Will homebuilders continue to start new homes at relatively brisk rates while and as new-home inventories approach 11 or even 12 months’ sales. Tune in next month to find out.
Meanwhile, multi-family starts logged a 9.9% increase in July. Multi-family starts are exceedingly volatile month to month, so the magnitude of the reported July gain can be discounted. Still, multi-family starts have exhibited a clear uptrend over the past year, after precipitous declines in 2023 and early 2024.

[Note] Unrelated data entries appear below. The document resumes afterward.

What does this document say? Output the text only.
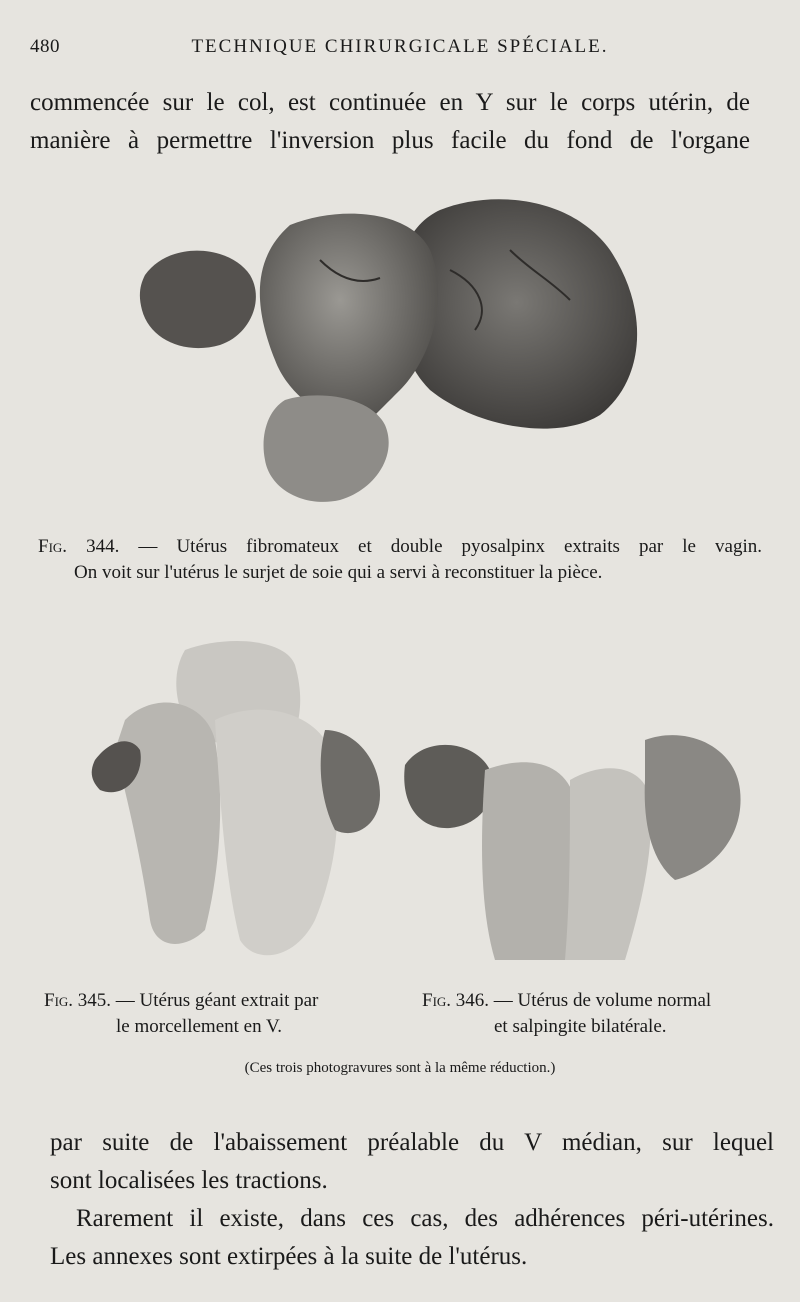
480	TECHNIQUE CHIRURGICALE SPÉCIALE.
commencée sur le col, est continuée en Y sur le corps utérin, de
manière à permettre l'inversion plus facile du fond de l'organe
Fig. 344. — Utérus fibromateux et double pyosalpinx extraits par le vagin.
On voit sur l'utérus le surjet de soie qui a servi à reconstituer la pièce.
Fig. 345. — Utérus géant extrait par
le morcellement en V.
Fig. 346. — Utérus de volume normal
et salpingite bilatérale.
(Ces trois photogravures sont à la même réduction.)
par suite de l'abaissement préalable du V médian, sur lequel
sont localisées les tractions.
Rarement il existe, dans ces cas, des adhérences péri-utérines.
Les annexes sont extirpées à la suite de l'utérus.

The gestation period for multi-family home construction is years longer than that of single-family homes, and we have seen enough previous declines that the number of multi-family units under construction is likely to decline for a while yet. Currently, 736,000 multi-family units are reported to be under construction. That is down from 1,016,000 under construction in 2023, but up from about 660,000 in 2020 and earlier.
As with single-family units, the supply of multi-family homes looks to be more than ample, with a big backlog due to the elevated construction rates of 2023-2024. Yet builders continue to start new units at a brisk pace.